The grants, which are between $180 and $900, are only available for people who are unable to meet immediate needs for accommodation, food, essential clothing or medication.

In addition, people must also have been without power for at least 48 hours.

One group made up of four Waterford West residents, who all wished to remain anonymous, told The Reporter last week they knew of people rorting the system.

"Where we live in Waterford West, we were not directly affected by floodwaters and were only without power for 34 hours," one said.

"But yet, we know many of our neighbours, who were in the same situation as us, claiming money.
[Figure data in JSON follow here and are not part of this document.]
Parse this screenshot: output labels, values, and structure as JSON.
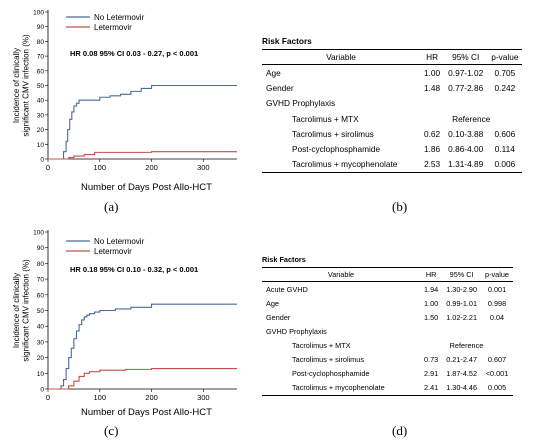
{
  "panels": {
    "a": "(a)",
    "b": "(b)",
    "c": "(c)",
    "d": "(d)"
  },
  "chart_data": [
    {
      "type": "line",
      "panel": "(a)",
      "ylabel": "Incidence of clinically significant CMV infection (%)",
      "xlabel": "Number of Days Post Allo-HCT",
      "annotation": "HR 0.08 95% CI 0.03 - 0.27, p < 0.001",
      "xlim": [
        0,
        365
      ],
      "ylim": [
        0,
        100
      ],
      "x_ticks": [
        0,
        100,
        200,
        300
      ],
      "y_ticks": [
        0,
        10,
        20,
        30,
        40,
        50,
        60,
        70,
        80,
        90,
        100
      ],
      "legend_position": "top-left",
      "series": [
        {
          "name": "No Letermovir",
          "color": "#4a6a9c",
          "x": [
            0,
            25,
            30,
            35,
            38,
            42,
            46,
            50,
            55,
            60,
            65,
            70,
            100,
            120,
            140,
            160,
            180,
            200,
            365
          ],
          "y": [
            0,
            0,
            5,
            12,
            20,
            27,
            32,
            36,
            38,
            40,
            40,
            40,
            42,
            43,
            44,
            46,
            48,
            50,
            50
          ]
        },
        {
          "name": "Letermovir",
          "color": "#c0504d",
          "x": [
            0,
            30,
            40,
            50,
            70,
            90,
            200,
            365
          ],
          "y": [
            0,
            0,
            1,
            2,
            3,
            4.5,
            5,
            5
          ]
        }
      ]
    },
    {
      "type": "line",
      "panel": "(c)",
      "ylabel": "Incidence of clinically significant CMV infection (%)",
      "xlabel": "Number of Days Post Allo-HCT",
      "annotation": "HR 0.18 95% CI 0.10 - 0.32, p < 0.001",
      "xlim": [
        0,
        365
      ],
      "ylim": [
        0,
        100
      ],
      "x_ticks": [
        0,
        100,
        200,
        300
      ],
      "y_ticks": [
        0,
        10,
        20,
        30,
        40,
        50,
        60,
        70,
        80,
        90,
        100
      ],
      "legend_position": "top-left",
      "series": [
        {
          "name": "No Letermovir",
          "color": "#4a6a9c",
          "x": [
            0,
            20,
            25,
            30,
            35,
            40,
            45,
            50,
            55,
            60,
            65,
            70,
            75,
            80,
            90,
            100,
            130,
            160,
            200,
            365
          ],
          "y": [
            0,
            0,
            2,
            6,
            13,
            20,
            26,
            32,
            37,
            41,
            44,
            46,
            47,
            48,
            49,
            50,
            51,
            52,
            54,
            54
          ]
        },
        {
          "name": "Letermovir",
          "color": "#c0504d",
          "x": [
            0,
            30,
            40,
            50,
            60,
            70,
            80,
            100,
            150,
            200,
            365
          ],
          "y": [
            0,
            0,
            2,
            5,
            8,
            10,
            11,
            12,
            12.5,
            13,
            13
          ]
        }
      ]
    }
  ],
  "table_b": {
    "title": "Risk Factors",
    "headers": [
      "Variable",
      "HR",
      "95% CI",
      "p-value"
    ],
    "rows": [
      {
        "variable": "Age",
        "indent": false,
        "hr": "1.00",
        "ci": "0.97-1.02",
        "p": "0.705"
      },
      {
        "variable": "Gender",
        "indent": false,
        "hr": "1.48",
        "ci": "0.77-2.86",
        "p": "0.242"
      },
      {
        "variable": "GVHD Prophylaxis",
        "indent": false,
        "hr": "",
        "ci": "",
        "p": ""
      },
      {
        "variable": "Tacrolimus + MTX",
        "indent": true,
        "reference": "Reference"
      },
      {
        "variable": "Tacrolimus + sirolimus",
        "indent": true,
        "hr": "0.62",
        "ci": "0.10-3.88",
        "p": "0.606"
      },
      {
        "variable": "Post-cyclophosphamide",
        "indent": true,
        "hr": "1.86",
        "ci": "0.86-4.00",
        "p": "0.114"
      },
      {
        "variable": "Tacrolimus + mycophenolate",
        "indent": true,
        "hr": "2.53",
        "ci": "1.31-4.89",
        "p": "0.006"
      }
    ]
  },
  "table_d": {
    "title": "Risk Factors",
    "headers": [
      "Variable",
      "HR",
      "95% CI",
      "p-value"
    ],
    "rows": [
      {
        "variable": "Acute GVHD",
        "indent": false,
        "hr": "1.94",
        "ci": "1.30-2.90",
        "p": "0.001"
      },
      {
        "variable": "Age",
        "indent": false,
        "hr": "1.00",
        "ci": "0.99-1.01",
        "p": "0.998"
      },
      {
        "variable": "Gender",
        "indent": false,
        "hr": "1.50",
        "ci": "1.02-2.21",
        "p": "0.04"
      },
      {
        "variable": "GVHD Prophylaxis",
        "indent": false,
        "hr": "",
        "ci": "",
        "p": ""
      },
      {
        "variable": "Tacrolimus + MTX",
        "indent": true,
        "reference": "Reference"
      },
      {
        "variable": "Tacrolimus + sirolimus",
        "indent": true,
        "hr": "0.73",
        "ci": "0.21-2.47",
        "p": "0.607"
      },
      {
        "variable": "Post-cyclophosphamide",
        "indent": true,
        "hr": "2.91",
        "ci": "1.87-4.52",
        "p": "<0.001"
      },
      {
        "variable": "Tacrolimus + mycophenolate",
        "indent": true,
        "hr": "2.41",
        "ci": "1.30-4.46",
        "p": "0.005"
      }
    ]
  }
}
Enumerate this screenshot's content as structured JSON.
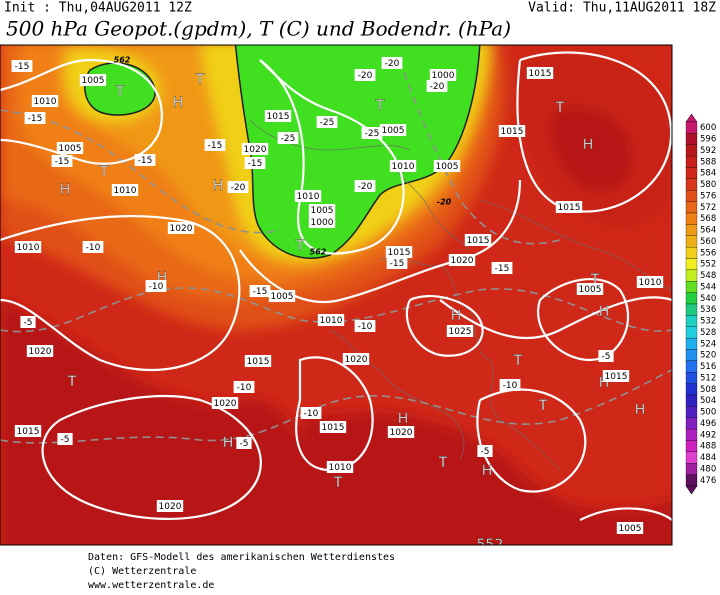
{
  "header": {
    "init": "Init : Thu,04AUG2011 12Z",
    "valid": "Valid: Thu,11AUG2011 18Z",
    "title": "500 hPa Geopot.(gpdm), T (C) und Bodendr. (hPa)"
  },
  "map": {
    "labels": [
      "1005",
      "T",
      "T",
      "H",
      "1010",
      "-15",
      "-15",
      "1005",
      "-15",
      "-15",
      "T",
      "H",
      "1010",
      "-15",
      "1020",
      "-15",
      "H",
      "-20",
      "1015",
      "-25",
      "-25",
      "-25",
      "1005",
      "T",
      "-20",
      "1000",
      "-20",
      "-20",
      "1010",
      "1005",
      "-20",
      "1010",
      "1005",
      "1000",
      "T",
      "1015",
      "-15",
      "1015",
      "1020",
      "1015",
      "T",
      "H",
      "1015",
      "1015",
      "1020",
      "1010",
      "-10",
      "H",
      "-10",
      "-15",
      "1005",
      "1010",
      "-15",
      "T",
      "1005",
      "H",
      "1010",
      "1025",
      "H",
      "-10",
      "1020",
      "-5",
      "1020",
      "T",
      "1015",
      "-10",
      "1020",
      "1015",
      "-5",
      "H",
      "-5",
      "-10",
      "1015",
      "1020",
      "H",
      "-10",
      "T",
      "-5",
      "H",
      "T",
      "H",
      "1015",
      "1010",
      "T",
      "-5",
      "H",
      "T",
      "1020",
      "1005",
      "552",
      "562",
      "562",
      "-20"
    ]
  },
  "legend": {
    "levels": [
      {
        "value": 600,
        "color": "#c8186e"
      },
      {
        "value": 596,
        "color": "#b0102a"
      },
      {
        "value": 592,
        "color": "#b81818"
      },
      {
        "value": 588,
        "color": "#c82018"
      },
      {
        "value": 584,
        "color": "#d02818"
      },
      {
        "value": 580,
        "color": "#d83818"
      },
      {
        "value": 576,
        "color": "#e05018"
      },
      {
        "value": 572,
        "color": "#e86818"
      },
      {
        "value": 568,
        "color": "#f08018"
      },
      {
        "value": 564,
        "color": "#f09818"
      },
      {
        "value": 560,
        "color": "#f0b018"
      },
      {
        "value": 556,
        "color": "#f0d018"
      },
      {
        "value": 552,
        "color": "#f0f020"
      },
      {
        "value": 548,
        "color": "#c0f020"
      },
      {
        "value": 544,
        "color": "#60e020"
      },
      {
        "value": 540,
        "color": "#20d040"
      },
      {
        "value": 536,
        "color": "#20c880"
      },
      {
        "value": 532,
        "color": "#20d0c0"
      },
      {
        "value": 528,
        "color": "#20d0e0"
      },
      {
        "value": 524,
        "color": "#20b0f0"
      },
      {
        "value": 520,
        "color": "#2090f0"
      },
      {
        "value": 516,
        "color": "#2070f0"
      },
      {
        "value": 512,
        "color": "#2050e0"
      },
      {
        "value": 508,
        "color": "#2030d0"
      },
      {
        "value": 504,
        "color": "#3020c0"
      },
      {
        "value": 500,
        "color": "#5020c0"
      },
      {
        "value": 496,
        "color": "#8020c0"
      },
      {
        "value": 492,
        "color": "#b020c0"
      },
      {
        "value": 488,
        "color": "#d020c0"
      },
      {
        "value": 484,
        "color": "#e040d0"
      },
      {
        "value": 480,
        "color": "#a020a0"
      },
      {
        "value": 476,
        "color": "#601060"
      }
    ]
  },
  "footer": {
    "source": "Daten: GFS-Modell des amerikanischen Wetterdienstes",
    "copyright": "(C) Wetterzentrale",
    "url": "www.wetterzentrale.de"
  }
}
"We know they are claiming the money because some were even going around to the other neighbours and boasting about it and handing out forms.

"Now to us, we don't think that is right because their houses were okay.

"We get so angry when we see these people clearly rorting the system because that money should be going to people who were much worse off."

Some days the line at Logan Central was so large people were being turned away because the centre reached its daily capacity.

After asking more than 10 families waiting in line on Thursday afternoon, none were prepared to comment as to why they were claiming the money.

Minister for Communities Tracy Davis said people who were fraudulently taking the grants would be referred to the police.

"The grants are for those who are experiencing hardship as a result of the disaster and are unable to meet their immediate needs," she said.

"It is made very clear to people that this is a one-off payment only.

"The department do have checks in place to see if people have fraudulently applied for more than one grant.

"Cases identified as suspected fraud will be referred to the police."

Ms Davis said more than 18,000 emergency assistance grants had been paid across the state so far, totalling more than $8 million.

"The Department of Communities have responded swiftly to the needs of communities right across Queensland, getting on the ground and providing real support to thousands of affected people," she said.

"We have processed more than 7700 grants this week alone across Brisbane, Gold Coast and Logan which is a clear indication that our staff are working quickly, but also meeting the needs of victims."